On the other end, Mr. Holtz Eakin believes that the Affordable Care Act actually had a much bigger impact on the debt increases. However, he also continued to state that the spending on Medicare and other social programs such as Social Security was never properly managed in the past twenty years, and now is feeling the crunch with the ever-increasing ageing population.
Yet the biggest culprit here for the large debt increases has been the two economic problems that occurred in 2008 and in 2020. First, the financial crisis of 2008 had an $800 billion additional cost added, and with the next several years more spending continued with a slow recovery.
The pandemic in 2020 led to a $3 trillion package for aid. By the next year, when Biden came into office, an additional $1.9 trillion plan was signed and executed.
While not every economist agrees on how these responses were designed or their huge size, they did agree that it was the right thing to do by the government to help save the flailing economy at the time.
Lindsay Owens, the economic sociologist, says it best that “The purpose of the debt is critical. Debt by the government to revive the economy or put into proper investments leads to economic benefits that help to manage unemployment and keep small businesses alive.”
The blame shouldn’t go on any one individual, whether it was one party or the other or the act of a President at the time. These were done to help the moment difficult decisions needed to be made. In fact, when you actually review how much the debt grew, it was truly something both parties helped happen. When the democratic presidents were in office (President Obama and now President Biden), the debt grew by $13 trillion. When we combine the amounts of debt incurred by President Trump and President Bush (republican presidents), the debt grew almost the same to $12.7 trillion.

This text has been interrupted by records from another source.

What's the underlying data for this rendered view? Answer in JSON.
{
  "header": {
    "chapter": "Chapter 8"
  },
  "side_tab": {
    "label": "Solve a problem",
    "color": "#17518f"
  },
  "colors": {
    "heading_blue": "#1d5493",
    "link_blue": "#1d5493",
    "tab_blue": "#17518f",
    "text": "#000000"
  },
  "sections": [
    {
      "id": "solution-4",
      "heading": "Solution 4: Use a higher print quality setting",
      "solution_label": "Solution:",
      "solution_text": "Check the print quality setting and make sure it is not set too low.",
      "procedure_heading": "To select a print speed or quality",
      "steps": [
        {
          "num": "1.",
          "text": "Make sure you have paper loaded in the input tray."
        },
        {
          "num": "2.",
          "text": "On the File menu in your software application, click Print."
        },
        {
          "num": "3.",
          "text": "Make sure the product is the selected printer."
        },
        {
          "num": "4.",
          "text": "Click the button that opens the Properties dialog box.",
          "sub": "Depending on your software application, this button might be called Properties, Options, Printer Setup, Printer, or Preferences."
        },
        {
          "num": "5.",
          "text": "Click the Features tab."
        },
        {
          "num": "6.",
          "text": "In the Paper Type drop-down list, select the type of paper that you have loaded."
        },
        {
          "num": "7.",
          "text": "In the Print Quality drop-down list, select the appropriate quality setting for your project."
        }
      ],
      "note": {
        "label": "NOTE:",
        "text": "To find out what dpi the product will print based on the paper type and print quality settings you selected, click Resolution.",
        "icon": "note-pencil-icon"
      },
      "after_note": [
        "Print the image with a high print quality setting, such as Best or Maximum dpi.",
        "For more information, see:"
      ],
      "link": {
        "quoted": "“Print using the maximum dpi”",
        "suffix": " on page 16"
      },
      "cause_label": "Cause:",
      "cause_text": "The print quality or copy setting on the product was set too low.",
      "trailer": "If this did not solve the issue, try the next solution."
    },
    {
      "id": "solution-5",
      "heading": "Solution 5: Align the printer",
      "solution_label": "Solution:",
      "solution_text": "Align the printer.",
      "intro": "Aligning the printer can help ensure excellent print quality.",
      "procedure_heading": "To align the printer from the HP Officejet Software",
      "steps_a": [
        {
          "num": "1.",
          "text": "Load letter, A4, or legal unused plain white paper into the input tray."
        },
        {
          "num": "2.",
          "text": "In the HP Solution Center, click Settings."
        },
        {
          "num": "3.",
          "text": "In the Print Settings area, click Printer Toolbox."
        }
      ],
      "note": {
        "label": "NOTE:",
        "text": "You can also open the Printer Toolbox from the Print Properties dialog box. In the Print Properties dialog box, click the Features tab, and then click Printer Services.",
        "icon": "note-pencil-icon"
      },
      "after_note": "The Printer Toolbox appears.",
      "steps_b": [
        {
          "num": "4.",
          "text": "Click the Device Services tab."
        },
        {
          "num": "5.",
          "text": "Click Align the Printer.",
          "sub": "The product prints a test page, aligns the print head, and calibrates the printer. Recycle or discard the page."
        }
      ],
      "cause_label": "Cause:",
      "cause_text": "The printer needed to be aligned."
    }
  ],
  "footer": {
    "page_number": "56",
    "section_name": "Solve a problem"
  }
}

This, of course, doesn’t factor in the aftershocks these decisions end up causing and the ever-increasing debts that can continue to incur because of these choices, even after presidents have left office. For example, there are tax cuts almost 20 years old still chipping away at federal revenues. Charles Balhous, a researcher at George Mason University, made attempts to showcase those actually to blame to try to get some more concrete figures on who’s causing the debts to get so high. For example, for the debt growth in 2021, when President Trump was already out of office, his decisions spilled into the Biden administration when it was truly Trump to blame.